Describing the inner city as a death trap, of course, might not encourage people to stay. But the story goes on to capture the vibrancy of Harlem. In fact, by trying to build a “good, clean, faceless life” for himself, the narrator has cut himself off from his community–the missing limb–even though he has come back to live there. Through Sonny’s music he is reminded that only in Harlem can he truly be alive.
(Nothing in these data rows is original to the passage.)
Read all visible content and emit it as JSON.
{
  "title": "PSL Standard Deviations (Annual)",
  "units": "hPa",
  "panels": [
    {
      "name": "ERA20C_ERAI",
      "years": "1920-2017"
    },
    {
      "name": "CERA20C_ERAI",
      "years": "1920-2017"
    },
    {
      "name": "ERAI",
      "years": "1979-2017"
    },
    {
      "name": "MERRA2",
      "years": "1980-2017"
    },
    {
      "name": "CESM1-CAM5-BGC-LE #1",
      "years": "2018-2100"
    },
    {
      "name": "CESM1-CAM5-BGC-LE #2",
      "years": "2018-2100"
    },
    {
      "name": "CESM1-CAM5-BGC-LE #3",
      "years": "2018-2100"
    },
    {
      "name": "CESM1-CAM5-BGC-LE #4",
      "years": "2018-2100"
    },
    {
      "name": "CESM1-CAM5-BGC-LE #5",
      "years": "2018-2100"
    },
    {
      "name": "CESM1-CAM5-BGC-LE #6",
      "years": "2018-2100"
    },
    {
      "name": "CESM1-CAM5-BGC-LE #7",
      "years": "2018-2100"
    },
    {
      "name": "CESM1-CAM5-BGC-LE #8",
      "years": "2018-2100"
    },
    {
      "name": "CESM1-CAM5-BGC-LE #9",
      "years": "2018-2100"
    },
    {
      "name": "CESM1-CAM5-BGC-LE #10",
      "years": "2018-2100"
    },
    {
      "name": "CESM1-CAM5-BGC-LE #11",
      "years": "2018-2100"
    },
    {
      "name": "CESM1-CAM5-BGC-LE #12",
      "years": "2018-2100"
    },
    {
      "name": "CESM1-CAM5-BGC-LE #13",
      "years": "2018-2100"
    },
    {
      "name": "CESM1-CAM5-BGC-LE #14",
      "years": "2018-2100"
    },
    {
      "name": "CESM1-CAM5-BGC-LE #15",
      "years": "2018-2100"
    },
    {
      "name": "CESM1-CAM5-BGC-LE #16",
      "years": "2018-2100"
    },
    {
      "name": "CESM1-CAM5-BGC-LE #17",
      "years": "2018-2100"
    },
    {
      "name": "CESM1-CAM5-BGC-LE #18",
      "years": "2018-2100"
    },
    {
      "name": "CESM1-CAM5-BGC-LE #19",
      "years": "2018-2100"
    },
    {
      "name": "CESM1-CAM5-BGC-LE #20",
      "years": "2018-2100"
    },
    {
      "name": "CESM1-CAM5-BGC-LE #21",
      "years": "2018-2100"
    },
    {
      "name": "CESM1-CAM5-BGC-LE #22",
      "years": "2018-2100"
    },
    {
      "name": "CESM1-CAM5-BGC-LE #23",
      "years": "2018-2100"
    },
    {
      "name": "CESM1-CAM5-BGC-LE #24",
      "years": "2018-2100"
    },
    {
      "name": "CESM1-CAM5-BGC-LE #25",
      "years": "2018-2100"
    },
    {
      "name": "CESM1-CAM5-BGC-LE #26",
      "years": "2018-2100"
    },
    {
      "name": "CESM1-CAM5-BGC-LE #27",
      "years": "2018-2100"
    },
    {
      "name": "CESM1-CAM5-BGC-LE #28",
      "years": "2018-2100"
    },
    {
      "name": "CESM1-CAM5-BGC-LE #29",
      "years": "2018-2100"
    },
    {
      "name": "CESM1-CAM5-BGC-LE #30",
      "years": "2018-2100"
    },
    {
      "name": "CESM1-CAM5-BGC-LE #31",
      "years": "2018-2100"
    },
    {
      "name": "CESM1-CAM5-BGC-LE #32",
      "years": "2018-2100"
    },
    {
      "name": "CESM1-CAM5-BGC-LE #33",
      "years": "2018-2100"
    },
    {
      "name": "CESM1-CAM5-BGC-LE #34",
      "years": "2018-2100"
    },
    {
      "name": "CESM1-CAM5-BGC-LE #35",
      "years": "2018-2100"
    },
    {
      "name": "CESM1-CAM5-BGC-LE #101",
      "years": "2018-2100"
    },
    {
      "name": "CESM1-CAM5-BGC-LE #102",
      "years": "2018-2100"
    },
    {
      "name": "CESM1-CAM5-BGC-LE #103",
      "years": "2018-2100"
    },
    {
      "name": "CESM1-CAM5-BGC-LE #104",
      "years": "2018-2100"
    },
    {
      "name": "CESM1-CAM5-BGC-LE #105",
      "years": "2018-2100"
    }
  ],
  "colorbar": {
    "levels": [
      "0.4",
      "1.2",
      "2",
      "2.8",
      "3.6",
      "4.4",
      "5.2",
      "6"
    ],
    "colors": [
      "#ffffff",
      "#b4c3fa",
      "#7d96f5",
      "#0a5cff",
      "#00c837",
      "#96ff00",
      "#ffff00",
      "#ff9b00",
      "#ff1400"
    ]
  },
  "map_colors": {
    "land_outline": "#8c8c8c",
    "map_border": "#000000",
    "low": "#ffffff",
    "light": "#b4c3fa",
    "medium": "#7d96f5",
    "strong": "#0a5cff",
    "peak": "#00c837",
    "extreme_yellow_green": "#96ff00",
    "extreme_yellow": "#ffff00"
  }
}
I like to think that this epiphany will lead him to become a better teacher. He has already begun to open himself in new ways to a former student in the story’s opening, and one imagines that the process will continue on. For instance, while he initially wonders whether his students get more from shooting up in the bathrooms than taking his math classes, he might think otherwise if he saw himself out to convince them that they are “the architects of the world we live in.”
Baldwin may have had to leave, but he recognized the price he paid for doing so. He felt keenly the ache of the amputated limb. Clint Smith wants to spare his students from having to gnaw off their connection with a community than can nourish them more than any other.
We should all be giving the inner cities the support they need to hold on to their best and their brightest.